Carbon-carbon double bonds feature as characteristic structural motifs in many natural products. Nature has evolved several chemical transformations that together give rise to a wealth of functionally distinct alkenes and alkene-derived functional groups. Oxidative decarboxylation of a C-terminal cysteine residue, for example, forms the rare amino-vinylcysteine (AviCys) moiety found in several lantipepti-des. The abstraction of dihydrogen from a saturated carbon-carbon bond, which is carried out by a number of dehydrogenases, is one of the key pathways for introducing the double bonds in unsaturated fatty acids. Arguably the most widespread chemical transformation leading to the generation of a carbon-carbon double bond and the subject of this Highlight, however, is the formal elimination of water from a β-hydroxycarbonyl compound to produce an enoyl moiety. β-Elimination of water is the driving force in each of the consecutive C2 elongation cycles that characterizes fatty acid biosynthesis. In this process, malonate as its monothioester is condensed with another thioester to give a ketone, which further undergoes reduction to the corresponding β-hydroxy thioester.
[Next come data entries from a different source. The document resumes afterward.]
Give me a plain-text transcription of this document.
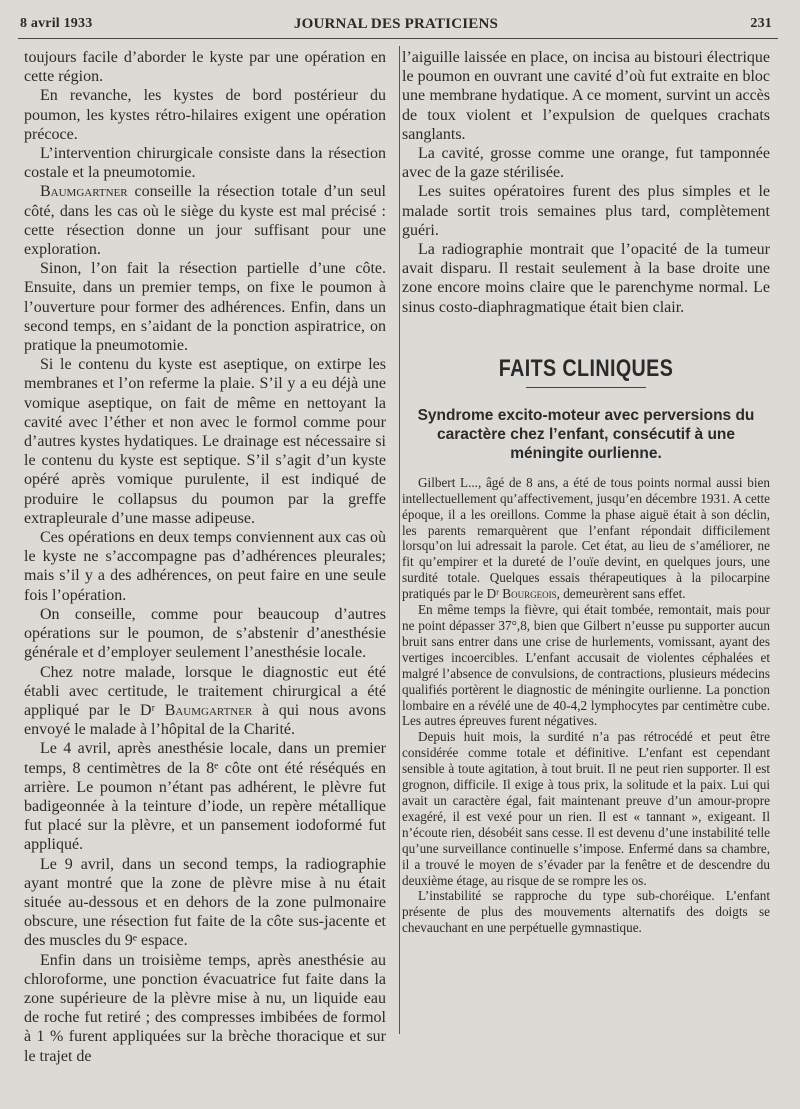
8 avril 1933	JOURNAL DES PRATICIENS	231

toujours facile d’aborder le kyste par une opération en cette région.

En revanche, les kystes de bord postérieur du poumon, les kystes rétro-hilaires exigent une opération précoce.

L’intervention chirurgicale consiste dans la résection costale et la pneumotomie.

Baumgartner conseille la résection totale d’un seul côté, dans les cas où le siège du kyste est mal précisé : cette résection donne un jour suffisant pour une exploration.

Sinon, l’on fait la résection partielle d’une côte. Ensuite, dans un premier temps, on fixe le poumon à l’ouverture pour former des adhérences. Enfin, dans un second temps, en s’aidant de la ponction aspiratrice, on pratique la pneumotomie.

Si le contenu du kyste est aseptique, on extirpe les membranes et l’on referme la plaie. S’il y a eu déjà une vomique aseptique, on fait de même en nettoyant la cavité avec l’éther et non avec le formol comme pour d’autres kystes hydatiques. Le drainage est nécessaire si le contenu du kyste est septique. S’il s’agit d’un kyste opéré après vomique purulente, il est indiqué de produire le collapsus du poumon par la greffe extrapleurale d’une masse adipeuse.

Ces opérations en deux temps conviennent aux cas où le kyste ne s’accompagne pas d’adhérences pleurales; mais s’il y a des adhérences, on peut faire en une seule fois l’opération.

On conseille, comme pour beaucoup d’autres opérations sur le poumon, de s’abstenir d’anesthésie générale et d’employer seulement l’anesthésie locale.

Chez notre malade, lorsque le diagnostic eut été établi avec certitude, le traitement chirurgical a été appliqué par le Dʳ Baumgartner à qui nous avons envoyé le malade à l’hôpital de la Charité.

Le 4 avril, après anesthésie locale, dans un premier temps, 8 centimètres de la 8ᵉ côte ont été réséqués en arrière. Le poumon n’étant pas adhérent, le plèvre fut badigeonnée à la teinture d’iode, un repère métallique fut placé sur la plèvre, et un pansement iodoformé fut appliqué.

Le 9 avril, dans un second temps, la radiographie ayant montré que la zone de plèvre mise à nu était située au-dessous et en dehors de la zone pulmonaire obscure, une résection fut faite de la côte sus-jacente et des muscles du 9ᵉ espace.

Enfin dans un troisième temps, après anesthésie au chloroforme, une ponction évacuatrice fut faite dans la zone supérieure de la plèvre mise à nu, un liquide eau de roche fut retiré ; des compresses imbibées de formol à 1 % furent appliquées sur la brèche thoracique et sur le trajet de

l’aiguille laissée en place, on incisa au bistouri électrique le poumon en ouvrant une cavité d’où fut extraite en bloc une membrane hydatique. A ce moment, survint un accès de toux violent et l’expulsion de quelques crachats sanglants.

La cavité, grosse comme une orange, fut tamponnée avec de la gaze stérilisée.

Les suites opératoires furent des plus simples et le malade sortit trois semaines plus tard, complètement guéri.

La radiographie montrait que l’opacité de la tumeur avait disparu. Il restait seulement à la base droite une zone encore moins claire que le parenchyme normal. Le sinus costo-diaphragmatique était bien clair.

FAITS CLINIQUES
Syndrome excito-moteur avec perversions du caractère chez l’enfant, consécutif à une méningite ourlienne.

Gilbert L..., âgé de 8 ans, a été de tous points normal aussi bien intellectuellement qu’affectivement, jusqu’en décembre 1931. A cette époque, il a les oreillons. Comme la phase aiguë était à son déclin, les parents remarquèrent que l’enfant répondait difficilement lorsqu’on lui adressait la parole. Cet état, au lieu de s’améliorer, ne fit qu’empirer et la dureté de l’ouïe devint, en quelques jours, une surdité totale. Quelques essais thérapeutiques à la pilocarpine pratiqués par le Dʳ Bourgeois, demeurèrent sans effet.

En même temps la fièvre, qui était tombée, remontait, mais pour ne point dépasser 37°,8, bien que Gilbert n’eusse pu supporter aucun bruit sans entrer dans une crise de hurlements, vomissant, ayant des vertiges incoercibles. L’enfant accusait de violentes céphalées et malgré l’absence de convulsions, de contractions, plusieurs médecins qualifiés portèrent le diagnostic de méningite ourlienne. La ponction lombaire en a révélé une de 40-4,2 lymphocytes par centimètre cube. Les autres épreuves furent négatives.

Depuis huit mois, la surdité n’a pas rétrocédé et peut être considérée comme totale et définitive. L’enfant est cependant sensible à toute agitation, à tout bruit. Il ne peut rien supporter. Il est grognon, difficile. Il exige à tous prix, la solitude et la paix. Lui qui avait un caractère égal, fait maintenant preuve d’un amour-propre exagéré, il est vexé pour un rien. Il est « tannant », exigeant. Il n’écoute rien, désobéit sans cesse. Il est devenu d’une instabilité telle qu’une surveillance continuelle s’impose. Enfermé dans sa chambre, il a trouvé le moyen de s’évader par la fenêtre et de descendre du deuxième étage, au risque de se rompre les os.

L’instabilité se rapproche du type sub-choréique. L’enfant présente de plus des mouvements alternatifs des doigts se chevauchant en une perpétuelle gymnastique.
Deprotonation at the α-carbon atom followed by elimination of a hydroxy group then produces the carbon-carbon double bond. This is normally reduced to the single bond, thereby setting up the system for another chain elongation event. Essentially the same process is also found in polyketide biosynthesis, a pathway present in many microorganisms for the synthesis of secondary metabolites. The structural diversity of the polyketides results not only from the utilization of α-mono-substituted malonates as well as malonate, but also from the partial or complete execution of the cycle through ketoreduction of the β-carbonyl group by a ketoreductase (KR), a dehydratase (DH) mediated β-elimination, and an endoreductase (ER)-mediated hydro-genation.